“Dear Linen Doctor, how are fine linens hand embroidered?
Hand embroidery is not as popular as it used to be, but it is still being done and customers still request it, particularly for table linens. The first step in the process is to draw the pattern onto tracing paper. A hand-held stitch counter is then dragged over the pattern lines to determine the number of stitches required to embroider it. The embroiderer is paid by the stitch.
A picote machine driven via foot pedal perforates the paper along the lines of the pattern. An inkpad-like “doll” saturated with ink is swiped over the paper to transfer the pattern onto the fabric below it. In Maderia, Portugal, for example, the printed fabrics, a sheet specifying colors and stitches to be used, and the embroidery threads are given to a delivery agent who farms them out to embroiderers. The embroidered pieces are returned to the factory, washed to remove the ink, and smoothed by hand using heavy, flat-faced irons.

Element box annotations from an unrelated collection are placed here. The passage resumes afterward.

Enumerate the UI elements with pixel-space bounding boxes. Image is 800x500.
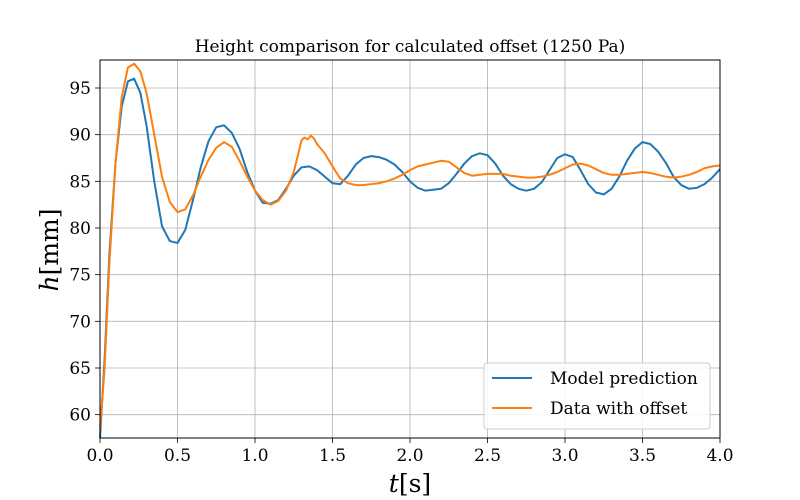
- legend-label-data: Data with offset: [550, 399, 687, 419]
- y-tick-label: 75: [69, 266, 91, 286]
- x-tick-label: 1.0: [241, 446, 268, 466]
- series-group: [99, 62, 721, 439]
- y-tick-label: 95: [69, 79, 91, 99]
- y-axis-label: h[mm]: [35, 208, 64, 291]
- y-tick-label: 90: [69, 126, 91, 146]
- x-tick-label: 2.0: [396, 446, 423, 466]
- x-tick-label: 1.5: [319, 446, 346, 466]
- chart-title: Height comparison for calculated offset …: [195, 37, 626, 57]
- y-axis-unit: [mm]: [35, 208, 64, 275]
- x-tick-label: 0.5: [164, 446, 191, 466]
- series-line-data-with-offset: [99, 62, 721, 429]
- x-axis-label: t[s]: [389, 469, 431, 498]
- y-tick-label: 80: [69, 219, 91, 239]
- x-tick-label: 4.0: [706, 446, 733, 466]
- x-tick-label: 2.5: [474, 446, 501, 466]
- series-line-model-prediction: [99, 77, 721, 439]
- y-axis-var: h: [35, 275, 64, 291]
- y-ticks: 60 65 70 75 80 85 90 95: [69, 79, 100, 426]
- y-tick-label: 70: [69, 312, 91, 332]
- x-tick-label: 3.0: [551, 446, 578, 466]
- y-tick-label: 65: [69, 359, 91, 379]
- legend: Model prediction Data with offset: [483, 362, 711, 430]
- legend-label-model: Model prediction: [550, 369, 698, 389]
- grid: [99, 60, 721, 438]
- x-tick-label: 3.5: [629, 446, 656, 466]
- y-tick-label: 85: [69, 172, 91, 192]
- x-axis-unit: [s]: [399, 469, 431, 498]
- x-axis-var: t: [389, 469, 400, 498]
- legend-box: [483, 362, 711, 430]
- y-tick-label: 60: [69, 406, 91, 426]
- x-tick-label: 0.0: [86, 446, 113, 466]
- x-ticks: 0.0 0.5 1.0 1.5 2.0 2.5 3.0 3.5 4.0: [86, 438, 734, 466]
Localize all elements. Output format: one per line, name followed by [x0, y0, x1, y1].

One fancy cutwork tablecloth may take as long as eight months to complete, since only one person can work on the tablecloth at a time to ensure consistency in stitching and to eliminate puckering near the embroidery. One way to tell great embroidery work is to turn the embroidered fabric over to check the neatness and tightness of the embroidery by making sure that the back side embroidery is relatively flat compared to the top side, where it will typically be raised.
Almost all of the great hand embroidery used to be done in Madeira, but now much of it is being done in Vietnam In my opinion, that work is comparable to the European work we’ve seen for centuries. This wasn’t true of Chinese embroidery years ago, but the Vietnamese seem to have mastered the embroidery techniques required to produce quality work.